Monday, July 8, 2024

Carl Theodor Dreyer | Du skal ære din hustru (Master of the House) / 1925

the great tyrant

by Douglas Messerli

 

Carl Theodor Dreyer and Sven Rindom (screenplay, based on Rindom’s play), Carl Theodor Dreyer (director) Du skal ære din hustru (Master of the House) / 1925

 

Carl Theodor Dreyer’s sly 1925 silent film, Master of the House is a story about a great tyrant, Viktor Frandsen (Johannes Meyer), who narcissistically rules over his domain with total disdain for those who live within—his wife, Ida (Astrid Holm), his children, Karen (Karin Nellemose), Dreng and Barnet and his former nanny, “Mads” (Mathilde Nielsen), who volunteers to help out his wife from time to time—until finally, in one way or another, they all are in psychological duress, the youngest crying endlessly as the “howler monkey” spits out his orders, Dreng forced to stand in the corner while the family eats their frugal supper (even butter is scraped away from their sandwiches in order to slather more of the tyrant’s bread) simply because he has dared play in the streets with friends a bit beyond his allotted time, and Karen being terrified of not meeting his strict demands. When the hard-working Ida is finally sent away to a place to rest—part of a plot that Mads has hatched with Ida’s mother, Alvilda Kryer (Clara Schønfeld), his wife has a nervous breakdown. Sound familiar?

 

     Unlike that grand tyrant of our times, however, Viktor, at least according to Ida’s testimony, is not truly a bad man, but, having lost his business to bankruptcy, has simply transferred his anger to his devoted and now suffering family. And the wise Mads—as the family members have renamed Mathilde—who has watched this monster with a smoldering sense of horror for some time, has plotted out his authoritarian demise. Having safely transplanted Ida to a safe and hidden location, she begins to run the house in a way that forces the tyrant to realize the errors of his ways.

 

    Unlike Ida, she forces him to participate in the daily care of house and family members, which Viktor, recalling her sometimes harsh penalties for misbehavior in his youth, reluctantly obeys. Dreyer brilliantly portrays an increasing series of daily upbraids and orders as she forces him to help with the laundry, now hanging in the kitchen where he has previously forbidden Ida to place it, to help with food preparation, and to light his own fires, fetch his own shoes, and even care for the children he is rearing. Such an exhausting schedule not only does not permit his frequent visits to a local pub, but gradually helps him to realize just how much work his wife has endured previously alone.
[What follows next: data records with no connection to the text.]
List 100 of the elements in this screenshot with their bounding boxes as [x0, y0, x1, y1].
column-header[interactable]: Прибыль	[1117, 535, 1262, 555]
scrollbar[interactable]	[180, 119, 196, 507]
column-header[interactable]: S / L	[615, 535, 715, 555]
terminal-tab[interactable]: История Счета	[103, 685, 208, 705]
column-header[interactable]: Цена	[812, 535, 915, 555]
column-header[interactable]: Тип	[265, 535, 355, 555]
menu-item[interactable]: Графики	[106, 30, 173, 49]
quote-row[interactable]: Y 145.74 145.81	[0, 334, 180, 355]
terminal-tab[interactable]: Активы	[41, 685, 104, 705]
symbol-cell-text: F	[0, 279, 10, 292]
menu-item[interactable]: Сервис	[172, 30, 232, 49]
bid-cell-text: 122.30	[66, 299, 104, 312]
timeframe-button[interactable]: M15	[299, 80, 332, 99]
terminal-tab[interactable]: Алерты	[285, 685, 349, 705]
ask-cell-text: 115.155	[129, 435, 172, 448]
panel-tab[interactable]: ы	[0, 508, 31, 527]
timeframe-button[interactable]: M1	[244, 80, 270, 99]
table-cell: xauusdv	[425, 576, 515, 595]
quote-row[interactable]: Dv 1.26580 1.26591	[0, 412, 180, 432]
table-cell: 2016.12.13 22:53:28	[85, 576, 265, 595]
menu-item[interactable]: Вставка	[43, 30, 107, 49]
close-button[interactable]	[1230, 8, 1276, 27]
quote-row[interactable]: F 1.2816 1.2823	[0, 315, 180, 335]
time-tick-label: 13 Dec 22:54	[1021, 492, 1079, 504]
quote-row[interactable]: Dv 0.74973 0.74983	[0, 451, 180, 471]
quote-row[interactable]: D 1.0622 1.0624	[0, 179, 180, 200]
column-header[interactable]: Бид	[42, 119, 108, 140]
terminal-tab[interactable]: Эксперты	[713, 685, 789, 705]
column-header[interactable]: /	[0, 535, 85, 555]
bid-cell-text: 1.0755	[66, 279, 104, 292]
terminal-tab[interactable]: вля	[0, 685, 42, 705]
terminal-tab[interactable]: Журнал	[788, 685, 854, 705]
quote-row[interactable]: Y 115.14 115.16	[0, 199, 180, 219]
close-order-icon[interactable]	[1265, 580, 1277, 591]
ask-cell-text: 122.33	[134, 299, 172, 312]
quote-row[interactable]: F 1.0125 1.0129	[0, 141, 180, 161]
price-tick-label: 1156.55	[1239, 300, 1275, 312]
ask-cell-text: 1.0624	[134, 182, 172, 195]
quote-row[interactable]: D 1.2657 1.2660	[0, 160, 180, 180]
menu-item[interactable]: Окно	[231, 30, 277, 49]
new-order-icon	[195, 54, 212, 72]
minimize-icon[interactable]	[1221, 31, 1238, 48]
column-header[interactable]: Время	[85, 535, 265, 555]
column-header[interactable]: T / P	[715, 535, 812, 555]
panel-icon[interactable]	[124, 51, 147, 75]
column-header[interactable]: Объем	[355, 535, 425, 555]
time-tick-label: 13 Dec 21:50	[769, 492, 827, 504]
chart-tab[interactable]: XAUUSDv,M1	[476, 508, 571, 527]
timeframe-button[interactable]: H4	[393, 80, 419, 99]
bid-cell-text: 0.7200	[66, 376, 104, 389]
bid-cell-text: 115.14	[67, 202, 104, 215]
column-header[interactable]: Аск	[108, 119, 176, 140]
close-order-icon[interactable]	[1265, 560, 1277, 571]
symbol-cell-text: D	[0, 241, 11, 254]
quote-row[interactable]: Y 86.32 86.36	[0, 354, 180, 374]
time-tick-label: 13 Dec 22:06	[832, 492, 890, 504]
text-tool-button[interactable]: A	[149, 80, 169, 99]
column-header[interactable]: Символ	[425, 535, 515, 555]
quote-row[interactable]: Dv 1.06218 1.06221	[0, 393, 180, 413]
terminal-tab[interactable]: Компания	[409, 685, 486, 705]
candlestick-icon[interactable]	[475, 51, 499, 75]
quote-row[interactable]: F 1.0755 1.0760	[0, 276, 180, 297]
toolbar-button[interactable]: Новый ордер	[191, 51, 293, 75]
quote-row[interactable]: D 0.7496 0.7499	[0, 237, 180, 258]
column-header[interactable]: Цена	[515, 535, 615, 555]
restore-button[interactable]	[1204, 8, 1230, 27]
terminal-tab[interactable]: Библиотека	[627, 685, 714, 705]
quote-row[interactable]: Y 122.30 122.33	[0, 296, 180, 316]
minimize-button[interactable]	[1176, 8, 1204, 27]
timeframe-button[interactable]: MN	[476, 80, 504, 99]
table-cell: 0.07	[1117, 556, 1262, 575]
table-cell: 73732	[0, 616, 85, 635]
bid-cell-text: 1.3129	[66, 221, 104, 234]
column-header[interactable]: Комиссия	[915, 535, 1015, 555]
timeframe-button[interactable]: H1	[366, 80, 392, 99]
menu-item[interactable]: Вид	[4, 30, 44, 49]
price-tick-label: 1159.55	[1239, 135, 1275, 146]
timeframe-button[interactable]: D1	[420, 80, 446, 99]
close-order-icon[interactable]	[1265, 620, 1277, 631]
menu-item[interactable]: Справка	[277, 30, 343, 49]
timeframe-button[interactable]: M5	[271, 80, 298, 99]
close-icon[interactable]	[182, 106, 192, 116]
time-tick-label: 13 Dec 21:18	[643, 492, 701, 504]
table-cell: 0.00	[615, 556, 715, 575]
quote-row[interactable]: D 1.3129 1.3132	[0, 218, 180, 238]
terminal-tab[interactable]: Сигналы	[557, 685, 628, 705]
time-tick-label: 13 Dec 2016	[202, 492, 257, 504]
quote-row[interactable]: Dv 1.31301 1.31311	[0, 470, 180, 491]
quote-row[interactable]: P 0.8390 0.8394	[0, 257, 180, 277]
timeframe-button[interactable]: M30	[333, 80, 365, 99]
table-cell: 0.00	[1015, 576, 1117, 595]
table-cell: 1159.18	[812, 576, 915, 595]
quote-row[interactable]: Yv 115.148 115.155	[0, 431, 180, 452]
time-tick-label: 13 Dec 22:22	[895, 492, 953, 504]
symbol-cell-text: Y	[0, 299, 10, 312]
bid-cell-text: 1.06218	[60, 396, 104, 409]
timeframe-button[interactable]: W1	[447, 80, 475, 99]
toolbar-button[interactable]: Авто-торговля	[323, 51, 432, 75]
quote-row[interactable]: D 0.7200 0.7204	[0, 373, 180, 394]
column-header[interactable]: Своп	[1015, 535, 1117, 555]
     “Mads” is indeed a more than a bit “mad,” but underneath it all, the director helps us realize, she does have a heart of gold, and realizes that it has become necessary to retrain her early pupil. And when he truly shows signs of breaking because he sorely misses his loving wife, she summons the girl home, forcing her to hide in a cabinet for a brief period so that she might witness Viktor’s transformations.










 

    It the entire shift in behavior seems a bit unlikely, and if we wonder whether it might represent a more permanent psychological change, Dreyer’s deft handling of this domestic satire is, nonetheless, entertaining and, more importantly, educational. Beware you male chauvinists, he seems to be claiming in a day when few other males had arrived at this conclusion, the day of reckoning will soon arrive! Ida’s mother even suggests a new career for the baffled tyrant, writing out a check so that he might purchase an available optometrist's shop—perhaps since he has simply come to better see how things are.

      Coming just after Dreyer’s masterful study of a homosexual behavior, Michael, and only 3 years before his significant portrait of Joan of Arc, Master of the House seems purposefully like the lighter piece it is. Yet, the Danes certainly seemed to comprehend its metaphorical implications in the manner of the nearby Norwegian, Henrik Ibsen’s earlier play, A Doll’s House. The film was well-received in Denmark, and is now recognized as a gem of silent-film productions.


      If nothing else, in its straight-forward and spare direction, much like the determinedly level-headed Mads, Dreyer’s film makes it point almost immediately. In just the first 7 minutes of the film, we, like Mads, perceive what’s truly amiss in the Frandsen household, which the rest of the film demonstrates how to solve. If most of Dreyer’s films do not have such seemingly easy solutions, shifting as they do between deep religious and personal compulsions, Master of the House, nevertheless, explores the boundaries between explicit expressions of authority and individual needs and desires, which ultimately can and do trump superficial ideas of power.

 

Los Angeles, December 6, 2017

Reprinted from World Cinema Review (December 2017).